Tra loro anche quella di Umberto Smaila, lo showman proprietario di un locale notturno con il suo nome all’interno del villaggio.
La vita nel gioiello costruito 11 anni fa da Ernesto Preatoni scorre come qualsiasi altro giorno. L'acquagym in piscina, i lettini esauriti, la caccia all'ombra, i tuffi dalla piattaforma in mezzo al mare smeraldo per ammirare da vicino la barriera corallina, la serata latina di «Impacto cubano», il piano bar di Carlo Bellini. Ai banchi del ricevimento l'andirivieni è incessante. I taf-taf, specie di pulmini scoperti, macinano chilometri da un capo all'altro di questo villaggio che ha le dimensioni di una cittadina. Aleggiano i nomi degli ospiti vip, da Simona Ventura ad Alba Parietti a Carlo Ancelotti.
Ma è una normalità strana. I centralini sono intasati di telefonate dall'Europa e dalla Russia. All'ingresso un cartello del tour operator inglese Libra Holidays ricorda che «il Foreign office ha garantito che viaggiare è sicuro e non ci sono piani di rimpatrio per tutti gli ospiti di Sharm».
«Sono arrivata con mia figlia da Trieste proprio venerdì - racconta Cristiana Giorgomilla - e ho saputo degli attentati soltanto il sabato mattina, alla prima riunione con gli animatori.
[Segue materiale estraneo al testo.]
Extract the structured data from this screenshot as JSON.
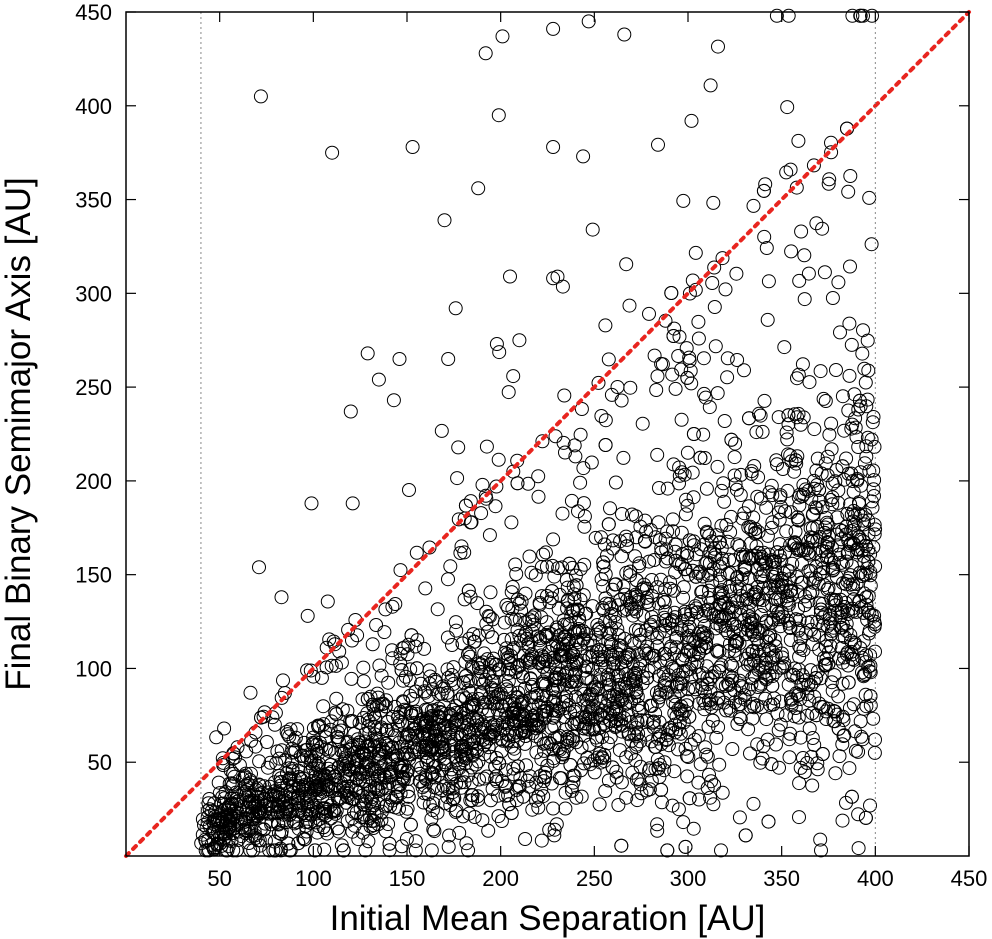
{
  "chart_data": {
    "type": "scatter",
    "title": "",
    "xlabel": "Initial Mean Separation [AU]",
    "ylabel": "Final Binary Semimajor Axis [AU]",
    "xlim": [
      0,
      450
    ],
    "ylim": [
      0,
      450
    ],
    "xticks": [
      50,
      100,
      150,
      200,
      250,
      300,
      350,
      400,
      450
    ],
    "yticks": [
      50,
      100,
      150,
      200,
      250,
      300,
      350,
      400,
      450
    ],
    "grid": false,
    "legend": "none",
    "marker": "open-circle",
    "marker_color": "#000000",
    "reference_lines": [
      {
        "name": "y = x",
        "style": "dotted",
        "color": "#e8251f",
        "from": [
          0,
          0
        ],
        "to": [
          450,
          450
        ]
      },
      {
        "style": "thin-dotted",
        "color": "#888888",
        "x": 40
      },
      {
        "style": "thin-dotted",
        "color": "#888888",
        "x": 400
      }
    ],
    "distribution": {
      "x_range": [
        40,
        400
      ],
      "point_count_approx": 9000,
      "trend": "y increases roughly as 0.37*x with scatter growing with x; outliers up to y=x and above",
      "sample_points": [
        [
          72,
          405
        ],
        [
          110,
          375
        ],
        [
          153,
          378
        ],
        [
          192,
          428
        ],
        [
          201,
          437
        ],
        [
          228,
          441
        ],
        [
          266,
          438
        ],
        [
          247,
          445
        ],
        [
          170,
          339
        ],
        [
          188,
          356
        ],
        [
          199,
          395
        ],
        [
          205,
          309
        ],
        [
          228,
          308
        ],
        [
          228,
          378
        ],
        [
          244,
          373
        ],
        [
          99,
          188
        ],
        [
          121,
          188
        ],
        [
          71,
          154
        ],
        [
          83,
          138
        ],
        [
          97,
          128
        ],
        [
          120,
          237
        ],
        [
          129,
          268
        ],
        [
          135,
          254
        ],
        [
          143,
          243
        ],
        [
          146,
          265
        ],
        [
          172,
          265
        ],
        [
          176,
          292
        ],
        [
          198,
          273
        ],
        [
          210,
          275
        ],
        [
          50,
          20
        ],
        [
          80,
          32
        ],
        [
          100,
          40
        ],
        [
          150,
          55
        ],
        [
          200,
          75
        ],
        [
          250,
          90
        ],
        [
          300,
          110
        ],
        [
          350,
          130
        ],
        [
          390,
          145
        ]
      ]
    }
  }
}
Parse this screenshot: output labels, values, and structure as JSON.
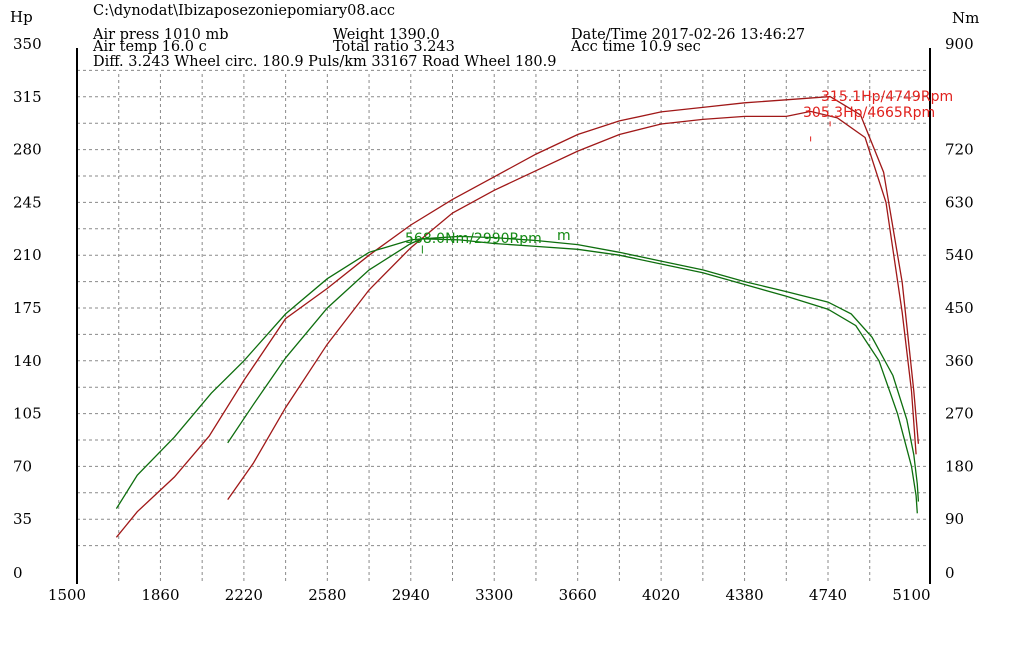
{
  "header": {
    "file": "C:\\dynodat\\Ibizaposezoniepomiary08.acc",
    "air_press": "Air press  1010 mb",
    "air_temp": "Air temp  16.0 c",
    "weight": "Weight  1390.0",
    "total_ratio": "Total ratio 3.243",
    "date_time": "Date/Time  2017-02-26 13:46:27",
    "acc_time": "Acc time  10.9 sec",
    "diff": "Diff.    3.243  Wheel circ. 180.9  Puls/km  33167  Road Wheel 180.9"
  },
  "chart_data": {
    "type": "line",
    "xlabel": "",
    "ylabel_left": "Hp",
    "ylabel_right": "Nm",
    "xlim": [
      1500,
      5180
    ],
    "ylim_left": [
      0,
      350
    ],
    "ylim_right": [
      0,
      900
    ],
    "xticks": [
      "1500",
      "1860",
      "2220",
      "2580",
      "2940",
      "3300",
      "3660",
      "4020",
      "4380",
      "4740",
      "5100"
    ],
    "yticks_left": [
      "0",
      "35",
      "70",
      "105",
      "140",
      "175",
      "210",
      "245",
      "280",
      "315",
      "350"
    ],
    "yticks_right": [
      "0",
      "90",
      "180",
      "270",
      "360",
      "450",
      "540",
      "630",
      "720",
      "900"
    ],
    "grid": true,
    "colors": {
      "power": "#a01818",
      "torque": "#0e6e0e",
      "label_red": "#e0201c",
      "label_green": "#138a13"
    },
    "annotations": [
      "315.1Hp/4749Rpm",
      "305.3Hp/4665Rpm",
      "568.0Nm/2990Rpm",
      "m"
    ],
    "series": [
      {
        "axis": "left",
        "color": "#a01818",
        "points": [
          [
            1670,
            23
          ],
          [
            1760,
            40
          ],
          [
            1920,
            63
          ],
          [
            2070,
            90
          ],
          [
            2220,
            127
          ],
          [
            2400,
            168
          ],
          [
            2580,
            188
          ],
          [
            2760,
            210
          ],
          [
            2940,
            230
          ],
          [
            3120,
            247
          ],
          [
            3300,
            262
          ],
          [
            3480,
            277
          ],
          [
            3660,
            290
          ],
          [
            3840,
            299
          ],
          [
            4020,
            305
          ],
          [
            4200,
            308
          ],
          [
            4380,
            311
          ],
          [
            4560,
            313
          ],
          [
            4749,
            315.1
          ],
          [
            4880,
            303
          ],
          [
            4980,
            265
          ],
          [
            5060,
            192
          ],
          [
            5110,
            120
          ],
          [
            5130,
            85
          ]
        ]
      },
      {
        "axis": "left",
        "color": "#a01818",
        "points": [
          [
            2150,
            48
          ],
          [
            2260,
            72
          ],
          [
            2400,
            109
          ],
          [
            2580,
            151
          ],
          [
            2760,
            187
          ],
          [
            2940,
            215
          ],
          [
            3120,
            238
          ],
          [
            3300,
            253
          ],
          [
            3480,
            266
          ],
          [
            3660,
            279
          ],
          [
            3840,
            290
          ],
          [
            4020,
            297
          ],
          [
            4200,
            300
          ],
          [
            4380,
            302
          ],
          [
            4560,
            302
          ],
          [
            4665,
            305.3
          ],
          [
            4780,
            301
          ],
          [
            4900,
            288
          ],
          [
            4990,
            245
          ],
          [
            5060,
            172
          ],
          [
            5100,
            120
          ],
          [
            5120,
            78
          ]
        ]
      },
      {
        "axis": "right",
        "color": "#0e6e0e",
        "points": [
          [
            1670,
            108
          ],
          [
            1760,
            165
          ],
          [
            1920,
            230
          ],
          [
            2080,
            305
          ],
          [
            2220,
            360
          ],
          [
            2400,
            440
          ],
          [
            2580,
            500
          ],
          [
            2760,
            545
          ],
          [
            2940,
            566
          ],
          [
            2990,
            568
          ],
          [
            3150,
            566
          ],
          [
            3300,
            560
          ],
          [
            3480,
            555
          ],
          [
            3660,
            550
          ],
          [
            3840,
            540
          ],
          [
            4020,
            525
          ],
          [
            4200,
            510
          ],
          [
            4380,
            490
          ],
          [
            4560,
            470
          ],
          [
            4740,
            448
          ],
          [
            4860,
            420
          ],
          [
            4960,
            360
          ],
          [
            5040,
            270
          ],
          [
            5100,
            180
          ],
          [
            5120,
            130
          ],
          [
            5125,
            100
          ]
        ]
      },
      {
        "axis": "right",
        "color": "#0e6e0e",
        "points": [
          [
            2150,
            220
          ],
          [
            2260,
            285
          ],
          [
            2400,
            365
          ],
          [
            2580,
            450
          ],
          [
            2760,
            515
          ],
          [
            2940,
            560
          ],
          [
            2990,
            568
          ],
          [
            3150,
            572
          ],
          [
            3300,
            570
          ],
          [
            3480,
            565
          ],
          [
            3660,
            558
          ],
          [
            3840,
            545
          ],
          [
            4020,
            530
          ],
          [
            4200,
            515
          ],
          [
            4380,
            495
          ],
          [
            4560,
            478
          ],
          [
            4740,
            460
          ],
          [
            4840,
            440
          ],
          [
            4930,
            400
          ],
          [
            5020,
            335
          ],
          [
            5080,
            260
          ],
          [
            5110,
            200
          ],
          [
            5125,
            150
          ],
          [
            5130,
            120
          ]
        ]
      }
    ]
  }
}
Non avevo sentito nulla, solo un colpo come di una porta che sbatte. Ci hanno garantito che qui dentro la sicurezza è assoluta, e allora restiamo ma senza muoverci. Preferisco lasciare il volo ad altri. Però se avessi visto la strage sarei fuggita subito».
Dario Di Gallo e Barbara Montepeluso hanno le valigie in mano nella lobby del Sofitel. Dovevano ripartire domenica prossima, ma rinunciano alla seconda settimana sulle spiagge del Sinai. Barbara aspetta il primo figlio: «Meglio non rischiare, ci è andata bene una volta e abbiamo comunque fatto sette giorni bellissimi». Li attende un tour de force: decollo alle 21.50, scalo a Fiumicino, atterraggio alle due di notte a Verona, pullman fino a Malpensa e poi auto fino a Nichelino, la località torinese dove abitano. Approfittano di un volo speciale Francorosso, nessun rimborso per le giornate perdute: «Non riusciamo proprio a continuare la vacanza in un posto dove sono morte tante persone. Far finta di niente è impossibile. Abbiamo paura e non ci si può muovere dall'albergo: che ferie sono?».
Il Sofitel ha tremato per i botti, non è lontano come il Coral Bay dai luoghi degli attentati: una passeggiata di dieci minuti sul lungomare conduce nel cuore di Nahama Bay, la località squarciata dai terroristi dove si trovano il McDonald's, l'Hard Rock Cafè e altri ritrovi che la notte pullulano di turisti che non vogliono andare a dormire quando finiscono le serate organizzate negli hotel. I controlli sono aumentati ovunque. Negli alberghi più prestigiosi taxi e auto private non entrano, negli altri vengono perquisite minuziosamente come succede sotto le arcate dell'Old Market di Sharm, il vecchio mercato a pochi metri dal quale è esplosa una delle autobomba. Thiry minimizza.

«Qui i controlli sono sempre stati rigorosi. I più impauriti sono i miei 1500 dipendenti perché in Egitto lo stipendio è legato al fatturato: meno turisti, minori guadagni, paga più bassa a fine mese - spiega -. Hanno paura di perdere il lavoro, non la vita».